March 6 (Reuters) - Air New Zealand ( ANZFF ) announced on Thursday that CEO Greg Foran
will step down in October after five years at the helm, as the airline navigates global supply
chain disruptions and ongoing engine maintenance challenges.
Foran, a former Walmart executive, has led the Kiwi flag carrier through a turbulent
period, with the airline facing unique hurdles compared to its global peers, partly due to its
geographic isolation.
New Zealand's relatively small domestic market and intense competition from Australian
rivals Qantas Airways ( QUBSF ) and Virgin Australia have intensified the airline's
challenges.
Joining Air New Zealand ( ANZFF ) just as the COVID-19 pandemic loomed, Foran tackled a series of
crises, from persistent shortages of engine components to the recent grounding of up to 11
aircraft.
He also spearheaded a retrofit program for the airline's Dreamliner fleet, which is set for
completion later this year.
The company's chair, Dame Therese Walsh, hailed Foran's contribution in managing the
significant global supply chain challenges.
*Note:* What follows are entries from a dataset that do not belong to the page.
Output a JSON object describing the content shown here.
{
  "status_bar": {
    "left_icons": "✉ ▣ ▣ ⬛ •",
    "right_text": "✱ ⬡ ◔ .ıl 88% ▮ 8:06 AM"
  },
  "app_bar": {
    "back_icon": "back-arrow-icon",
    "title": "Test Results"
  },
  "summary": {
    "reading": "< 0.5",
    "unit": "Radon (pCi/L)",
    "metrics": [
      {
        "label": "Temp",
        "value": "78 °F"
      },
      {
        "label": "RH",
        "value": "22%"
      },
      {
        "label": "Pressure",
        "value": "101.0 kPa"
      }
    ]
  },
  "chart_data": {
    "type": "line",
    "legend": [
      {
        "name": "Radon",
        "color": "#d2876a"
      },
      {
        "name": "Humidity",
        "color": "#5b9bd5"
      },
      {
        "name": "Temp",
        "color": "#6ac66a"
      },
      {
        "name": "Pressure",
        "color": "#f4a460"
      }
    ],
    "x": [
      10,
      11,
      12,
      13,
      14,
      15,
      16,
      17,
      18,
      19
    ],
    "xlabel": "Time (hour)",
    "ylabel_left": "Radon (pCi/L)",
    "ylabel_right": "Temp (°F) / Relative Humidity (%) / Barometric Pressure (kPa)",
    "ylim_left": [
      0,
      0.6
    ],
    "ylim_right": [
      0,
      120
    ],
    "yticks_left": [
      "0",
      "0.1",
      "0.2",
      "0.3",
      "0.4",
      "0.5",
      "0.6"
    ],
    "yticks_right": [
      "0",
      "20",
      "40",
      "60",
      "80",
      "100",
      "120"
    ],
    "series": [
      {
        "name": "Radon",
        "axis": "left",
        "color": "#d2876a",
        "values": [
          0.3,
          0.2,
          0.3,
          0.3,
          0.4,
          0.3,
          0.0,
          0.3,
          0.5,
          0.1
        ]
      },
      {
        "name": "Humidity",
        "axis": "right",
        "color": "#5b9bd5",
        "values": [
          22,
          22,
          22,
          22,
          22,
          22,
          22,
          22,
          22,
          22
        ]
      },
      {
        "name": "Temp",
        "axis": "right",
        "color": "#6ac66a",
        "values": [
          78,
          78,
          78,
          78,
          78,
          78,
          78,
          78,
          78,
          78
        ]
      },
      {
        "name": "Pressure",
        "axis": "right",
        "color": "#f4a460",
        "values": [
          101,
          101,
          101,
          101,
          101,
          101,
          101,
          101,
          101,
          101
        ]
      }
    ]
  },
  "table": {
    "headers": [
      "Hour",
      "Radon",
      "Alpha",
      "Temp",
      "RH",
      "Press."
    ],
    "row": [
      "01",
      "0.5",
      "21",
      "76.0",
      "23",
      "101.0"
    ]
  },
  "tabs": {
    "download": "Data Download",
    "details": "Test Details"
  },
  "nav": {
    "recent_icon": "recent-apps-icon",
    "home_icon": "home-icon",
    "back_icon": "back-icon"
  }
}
"While these challenges impact our operations almost daily, Greg's relentless focus and
global profile have been instrumental in mitigating the consequential disruptions on our
customers", said Walsh.
The company has not yet named a successor but confirmed that a global search for a new CEO
is underway.
In February, Air New Zealand ( ANZFF ) reported an 18% drop in first-half profit, reflecting the
broader impact of global engine maintenance issues affecting its Airbus neo and Boeing
787 Dreamliner fleets.
The airline's aircraft are powered by engines from Pratt & Whitney and Rolls-Royce,
both of which have been affected by supply chain delays.